6. Do you have ongoing medical expenses? A Health Savings Account (HSA) may be a way to earn interest that isn’t taxed and qualify for a tax deduction to reduce your income. You put money into the HAS. You qualify for a deduction to reduce your taxable income. You spend the money when the medical bills come in. You hope you won’t have ongoing medical bills, but the government lets you reduce your taxable income if you do.

7. If you are eligible to collect Social Security, but don’t need it, leave it there. Social Security income can be taxed. This contributes to your taxable income. You might still be working or have sufficient income from other sources not to need the extra cash. The size of your future payments also grows when you defer colling Social Security.

8. Are you subject to Required Minimum Distributions? The government let you reduce your taxable income through retirement plan contributions for decades. There comes a time when they want their share. When you turn 73 (or retire, depending on the plan) the government wants you taking distributions according to a formula. The money comes out. It raises your taxable income and you pay taxes.

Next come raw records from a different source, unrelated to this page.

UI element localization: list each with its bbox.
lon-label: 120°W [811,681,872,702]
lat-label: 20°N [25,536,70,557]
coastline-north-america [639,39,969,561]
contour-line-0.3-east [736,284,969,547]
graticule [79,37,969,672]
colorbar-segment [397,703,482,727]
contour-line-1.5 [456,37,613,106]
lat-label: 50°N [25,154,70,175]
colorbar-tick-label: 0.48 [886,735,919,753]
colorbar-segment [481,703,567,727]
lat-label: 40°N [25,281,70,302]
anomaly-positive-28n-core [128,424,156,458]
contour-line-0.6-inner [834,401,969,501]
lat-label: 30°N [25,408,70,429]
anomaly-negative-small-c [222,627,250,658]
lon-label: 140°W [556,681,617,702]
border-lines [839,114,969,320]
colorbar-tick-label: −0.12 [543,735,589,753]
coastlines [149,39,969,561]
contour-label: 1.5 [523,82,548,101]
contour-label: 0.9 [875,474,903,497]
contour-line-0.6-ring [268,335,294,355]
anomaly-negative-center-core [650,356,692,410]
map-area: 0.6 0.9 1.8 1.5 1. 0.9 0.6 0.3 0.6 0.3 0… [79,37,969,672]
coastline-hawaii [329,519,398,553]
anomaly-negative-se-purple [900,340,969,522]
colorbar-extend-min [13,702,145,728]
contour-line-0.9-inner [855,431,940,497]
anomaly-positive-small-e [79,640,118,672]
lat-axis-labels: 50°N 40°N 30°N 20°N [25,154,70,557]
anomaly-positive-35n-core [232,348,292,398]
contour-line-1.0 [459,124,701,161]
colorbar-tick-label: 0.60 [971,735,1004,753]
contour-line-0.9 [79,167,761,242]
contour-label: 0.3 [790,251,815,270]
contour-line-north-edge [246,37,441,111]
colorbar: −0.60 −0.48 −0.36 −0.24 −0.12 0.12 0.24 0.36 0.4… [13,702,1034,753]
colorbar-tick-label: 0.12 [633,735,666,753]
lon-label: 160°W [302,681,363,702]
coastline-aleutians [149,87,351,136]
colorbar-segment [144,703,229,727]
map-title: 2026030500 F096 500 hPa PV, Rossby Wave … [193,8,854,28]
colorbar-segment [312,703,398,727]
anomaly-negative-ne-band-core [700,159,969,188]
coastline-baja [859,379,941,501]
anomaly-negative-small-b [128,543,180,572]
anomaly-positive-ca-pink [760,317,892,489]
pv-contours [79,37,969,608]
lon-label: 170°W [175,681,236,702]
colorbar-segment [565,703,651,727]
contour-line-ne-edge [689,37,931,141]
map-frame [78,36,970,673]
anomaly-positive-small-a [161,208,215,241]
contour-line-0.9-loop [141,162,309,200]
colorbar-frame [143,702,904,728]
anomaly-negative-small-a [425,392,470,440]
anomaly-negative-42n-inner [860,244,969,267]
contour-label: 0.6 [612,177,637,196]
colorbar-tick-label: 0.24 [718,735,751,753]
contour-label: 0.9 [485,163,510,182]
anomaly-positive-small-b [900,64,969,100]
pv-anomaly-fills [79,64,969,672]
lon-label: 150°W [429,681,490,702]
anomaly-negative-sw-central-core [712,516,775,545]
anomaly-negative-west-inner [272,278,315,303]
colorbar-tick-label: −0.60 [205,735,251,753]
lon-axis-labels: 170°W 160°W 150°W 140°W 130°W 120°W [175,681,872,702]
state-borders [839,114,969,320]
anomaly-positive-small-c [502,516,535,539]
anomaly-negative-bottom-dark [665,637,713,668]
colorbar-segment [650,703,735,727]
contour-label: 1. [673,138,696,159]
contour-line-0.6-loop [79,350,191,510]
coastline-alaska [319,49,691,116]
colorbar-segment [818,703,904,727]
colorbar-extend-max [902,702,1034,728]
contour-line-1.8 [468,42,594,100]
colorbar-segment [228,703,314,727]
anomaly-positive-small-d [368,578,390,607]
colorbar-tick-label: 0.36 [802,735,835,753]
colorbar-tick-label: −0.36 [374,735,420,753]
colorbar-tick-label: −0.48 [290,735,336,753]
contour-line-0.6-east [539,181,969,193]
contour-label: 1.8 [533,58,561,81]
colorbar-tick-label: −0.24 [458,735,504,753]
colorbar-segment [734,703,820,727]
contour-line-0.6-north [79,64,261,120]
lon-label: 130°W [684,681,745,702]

If you don’t need the money, giving to a recognized charity through a Qualified Charitable Distribution (QCD). There are limits. Designating QCDs can take this additional boost to your income out of the picture.

9. Earn tax exempt income. Municipal bonds were popular in the 1980’s when interest rates were in the double digits. Since rates have risen in the last few years, people with lots of money in bank savings may see the taxes on they earned interest causing a problem. State and local governments issue tax exempt bonds at both short and long maturities. If they don’t need access to the money anytime soon, this might be an option.

10. Have you heard about Securities Based Lines of Credit? (SBLOC) This is similar to a margin interest loan because it is secured by the underlying stocks in a portfolio. Unlike credit card interest, the SBLOC interest charged might be tax deductible. You need to talk with your tax advisor to learn more. This may be a more tax efficient option for short term borrowing needs.

There are ways to lower your taxable income, but you need to be proactive. Plan in advance. You need a qualified tax professional on your team to show you how.